Paramedics in P.E.I. could soon be performing triage in P.E.I. hospitals and administering treatment to seniors in nursing homes.
Preliminary discussions have begun between provincial health officials and Island EMS to look at broadening the role of paramedics in the P.E.I. health system and potentially allowing them to perform more health care treatment outside of ambulances.
Health Minister Doug Currie recently toured health facilities in Nova Scotia, including the QE II emergency room in Halifax where he witnessed paramedics performing triage and other duties in hospital.
He was excited by this as a potential avenue to address physician and nursing shortages plaguing P.E.I.’s health system.
“I think there’s a tremendous opportunity there,” Currie said in an interview.
Matt Crossman of Island EMS said his organization is pitching several different models of care for paramedics to Currie and Health P.E.I. that are being practised in other jurisdictions. These would see paramedics taking on a more enhanced role in treating patients.
One of the models they presented included the paramedic working in hospital, performing triage and such duties as casting and suturing.

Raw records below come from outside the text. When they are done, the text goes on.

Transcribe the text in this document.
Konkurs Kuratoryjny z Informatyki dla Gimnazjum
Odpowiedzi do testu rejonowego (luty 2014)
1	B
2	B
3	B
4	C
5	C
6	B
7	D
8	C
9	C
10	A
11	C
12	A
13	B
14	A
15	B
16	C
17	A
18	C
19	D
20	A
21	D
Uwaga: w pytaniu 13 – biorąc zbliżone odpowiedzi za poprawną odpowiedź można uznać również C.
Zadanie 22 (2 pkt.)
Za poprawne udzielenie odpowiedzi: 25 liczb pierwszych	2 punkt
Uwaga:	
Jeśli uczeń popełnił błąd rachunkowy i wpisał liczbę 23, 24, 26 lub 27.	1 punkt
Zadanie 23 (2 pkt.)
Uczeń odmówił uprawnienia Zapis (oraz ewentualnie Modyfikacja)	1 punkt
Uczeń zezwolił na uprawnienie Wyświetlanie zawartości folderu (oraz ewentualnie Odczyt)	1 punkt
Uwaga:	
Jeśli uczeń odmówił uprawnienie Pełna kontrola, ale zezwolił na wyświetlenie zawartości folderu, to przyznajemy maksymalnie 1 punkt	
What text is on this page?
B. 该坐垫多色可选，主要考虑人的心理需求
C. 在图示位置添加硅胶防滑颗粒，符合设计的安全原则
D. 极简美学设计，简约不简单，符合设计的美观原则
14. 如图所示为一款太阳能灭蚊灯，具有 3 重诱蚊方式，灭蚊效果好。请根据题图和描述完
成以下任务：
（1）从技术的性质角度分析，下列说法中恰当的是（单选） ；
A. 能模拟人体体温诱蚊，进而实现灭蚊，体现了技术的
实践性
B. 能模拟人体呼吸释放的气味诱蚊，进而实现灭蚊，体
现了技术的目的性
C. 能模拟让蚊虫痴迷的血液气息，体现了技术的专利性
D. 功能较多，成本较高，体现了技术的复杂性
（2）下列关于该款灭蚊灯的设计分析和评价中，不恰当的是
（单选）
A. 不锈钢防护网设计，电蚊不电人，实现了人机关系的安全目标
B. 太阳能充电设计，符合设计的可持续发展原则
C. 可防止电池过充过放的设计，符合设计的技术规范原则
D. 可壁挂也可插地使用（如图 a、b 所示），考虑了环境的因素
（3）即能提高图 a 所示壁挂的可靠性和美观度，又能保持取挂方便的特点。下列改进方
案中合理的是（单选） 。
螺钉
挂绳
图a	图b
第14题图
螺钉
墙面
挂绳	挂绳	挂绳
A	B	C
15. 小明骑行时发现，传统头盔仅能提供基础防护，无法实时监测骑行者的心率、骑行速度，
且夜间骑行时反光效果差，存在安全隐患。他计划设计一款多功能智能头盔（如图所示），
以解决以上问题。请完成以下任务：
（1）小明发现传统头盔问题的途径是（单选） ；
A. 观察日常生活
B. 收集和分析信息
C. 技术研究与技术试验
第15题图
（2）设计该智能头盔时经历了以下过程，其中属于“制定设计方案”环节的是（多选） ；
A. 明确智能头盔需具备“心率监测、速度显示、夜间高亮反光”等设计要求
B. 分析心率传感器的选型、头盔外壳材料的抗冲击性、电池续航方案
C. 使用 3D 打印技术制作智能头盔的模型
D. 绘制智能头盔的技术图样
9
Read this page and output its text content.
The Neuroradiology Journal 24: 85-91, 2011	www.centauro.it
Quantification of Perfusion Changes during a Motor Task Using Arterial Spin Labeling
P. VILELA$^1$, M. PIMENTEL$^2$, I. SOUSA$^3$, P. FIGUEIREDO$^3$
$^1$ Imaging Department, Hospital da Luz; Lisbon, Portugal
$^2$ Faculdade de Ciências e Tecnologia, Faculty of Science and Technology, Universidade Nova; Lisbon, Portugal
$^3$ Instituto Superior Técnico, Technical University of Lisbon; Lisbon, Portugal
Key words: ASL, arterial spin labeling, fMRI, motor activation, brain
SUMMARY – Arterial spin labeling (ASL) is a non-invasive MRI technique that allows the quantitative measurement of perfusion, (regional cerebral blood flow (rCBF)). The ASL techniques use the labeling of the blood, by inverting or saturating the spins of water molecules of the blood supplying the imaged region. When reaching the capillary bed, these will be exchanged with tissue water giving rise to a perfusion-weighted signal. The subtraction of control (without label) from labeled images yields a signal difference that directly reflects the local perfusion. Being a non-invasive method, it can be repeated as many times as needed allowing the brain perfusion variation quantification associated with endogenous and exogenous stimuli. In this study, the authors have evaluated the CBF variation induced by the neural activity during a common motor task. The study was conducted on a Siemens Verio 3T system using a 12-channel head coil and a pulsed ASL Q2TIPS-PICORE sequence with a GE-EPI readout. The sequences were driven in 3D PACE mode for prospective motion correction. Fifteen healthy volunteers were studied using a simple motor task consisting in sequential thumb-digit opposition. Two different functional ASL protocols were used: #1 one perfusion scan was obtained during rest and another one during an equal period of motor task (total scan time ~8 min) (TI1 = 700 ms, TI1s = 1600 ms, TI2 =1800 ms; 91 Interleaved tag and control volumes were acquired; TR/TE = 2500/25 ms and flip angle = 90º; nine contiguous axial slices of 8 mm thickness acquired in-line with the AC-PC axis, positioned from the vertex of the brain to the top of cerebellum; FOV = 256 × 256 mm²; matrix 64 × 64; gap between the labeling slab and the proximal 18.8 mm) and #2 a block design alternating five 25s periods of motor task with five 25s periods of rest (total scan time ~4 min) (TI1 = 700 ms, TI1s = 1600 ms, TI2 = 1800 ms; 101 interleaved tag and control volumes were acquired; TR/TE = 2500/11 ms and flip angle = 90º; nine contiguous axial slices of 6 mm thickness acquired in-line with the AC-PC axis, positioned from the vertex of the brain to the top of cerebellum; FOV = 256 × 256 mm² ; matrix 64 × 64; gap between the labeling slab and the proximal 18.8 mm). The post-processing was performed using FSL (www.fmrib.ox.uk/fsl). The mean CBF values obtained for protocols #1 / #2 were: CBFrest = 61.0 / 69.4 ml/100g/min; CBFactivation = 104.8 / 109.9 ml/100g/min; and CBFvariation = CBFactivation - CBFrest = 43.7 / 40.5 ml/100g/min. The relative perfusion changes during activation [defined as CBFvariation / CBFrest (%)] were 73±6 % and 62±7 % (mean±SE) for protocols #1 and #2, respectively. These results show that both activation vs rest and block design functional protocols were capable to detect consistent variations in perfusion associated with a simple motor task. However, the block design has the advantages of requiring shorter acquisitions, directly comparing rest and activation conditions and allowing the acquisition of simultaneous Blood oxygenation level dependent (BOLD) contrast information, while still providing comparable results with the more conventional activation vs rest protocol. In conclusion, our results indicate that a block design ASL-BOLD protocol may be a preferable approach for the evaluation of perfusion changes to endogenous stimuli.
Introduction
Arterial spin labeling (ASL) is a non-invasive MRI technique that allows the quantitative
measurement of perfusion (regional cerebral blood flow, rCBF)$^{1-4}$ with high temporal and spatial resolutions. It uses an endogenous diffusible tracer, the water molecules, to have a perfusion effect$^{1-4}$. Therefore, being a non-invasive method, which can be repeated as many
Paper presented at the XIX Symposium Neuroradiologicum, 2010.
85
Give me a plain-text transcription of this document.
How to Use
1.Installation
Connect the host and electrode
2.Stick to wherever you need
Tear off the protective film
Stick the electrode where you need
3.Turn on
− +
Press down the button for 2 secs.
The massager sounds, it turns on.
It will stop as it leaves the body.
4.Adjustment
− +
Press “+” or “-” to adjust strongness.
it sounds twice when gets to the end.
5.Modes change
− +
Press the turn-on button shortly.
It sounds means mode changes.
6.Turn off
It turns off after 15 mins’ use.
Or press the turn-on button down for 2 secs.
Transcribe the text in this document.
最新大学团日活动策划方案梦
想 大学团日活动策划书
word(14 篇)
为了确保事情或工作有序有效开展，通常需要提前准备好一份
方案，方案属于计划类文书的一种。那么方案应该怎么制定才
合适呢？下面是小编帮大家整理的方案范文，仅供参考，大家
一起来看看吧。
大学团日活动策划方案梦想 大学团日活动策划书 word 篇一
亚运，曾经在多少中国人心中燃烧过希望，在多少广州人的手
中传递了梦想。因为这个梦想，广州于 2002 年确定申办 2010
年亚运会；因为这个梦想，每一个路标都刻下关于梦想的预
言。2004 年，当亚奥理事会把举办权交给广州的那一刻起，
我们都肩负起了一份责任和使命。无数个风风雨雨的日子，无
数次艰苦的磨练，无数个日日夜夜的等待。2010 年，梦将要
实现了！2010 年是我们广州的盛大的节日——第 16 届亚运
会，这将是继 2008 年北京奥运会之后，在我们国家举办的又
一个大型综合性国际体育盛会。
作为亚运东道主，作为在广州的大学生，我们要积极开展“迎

Another model would see paramedics travelling to nursing homes and treating patients on site.
In Nova Scotia, this model has reduced the number of ambulance transports from nursing homes by 72 per cent.
“Those patients would have typically had to be taken to a facility, seen by a physician and transported back,” Crossman said.
“I don’t think people really realized we would be able to treat and release… There’s always been a sort of traditional model where (patients) have always seen the physician.”
He pointed out this change not only reduces strain on overcrowded waiting rooms and short-handed doctors and nursing staff. It also frees up ambulances at a time when ambulance usage is continuing to climb.
“We’ve been able to implement a really great program in Nova Scotia that’s been a big savings to the system, not just in ambulances but the health-care system,” Crossman said.
Both Currie and Crossman stressed discussions about any changes to the roles of P.E.I. paramedics are still very preliminary.
But Currie said government needs to look at new and innovative ways of providing health services if it is to remain sustainable into the future.
“On the other side of the Confederation Bridge, there are communities over there that are using models of various health professionals that provide various services and I think that it’s important for us to look at those models as part of the work we do to provide a quality health-care system,” Currie said.
Island EMS is now in the process of gathering data from other jurisdictions who offer enhanced paramedic services to find a model that could best fit P.E.I.’s health system. It will present these findings to government and to the various facility and system stakeholders.
Most paramedics are already trained to perform these enhanced medical treatments, but would be given a refresher course if any enhancements to their duties were made in P.E.I., Crossman added.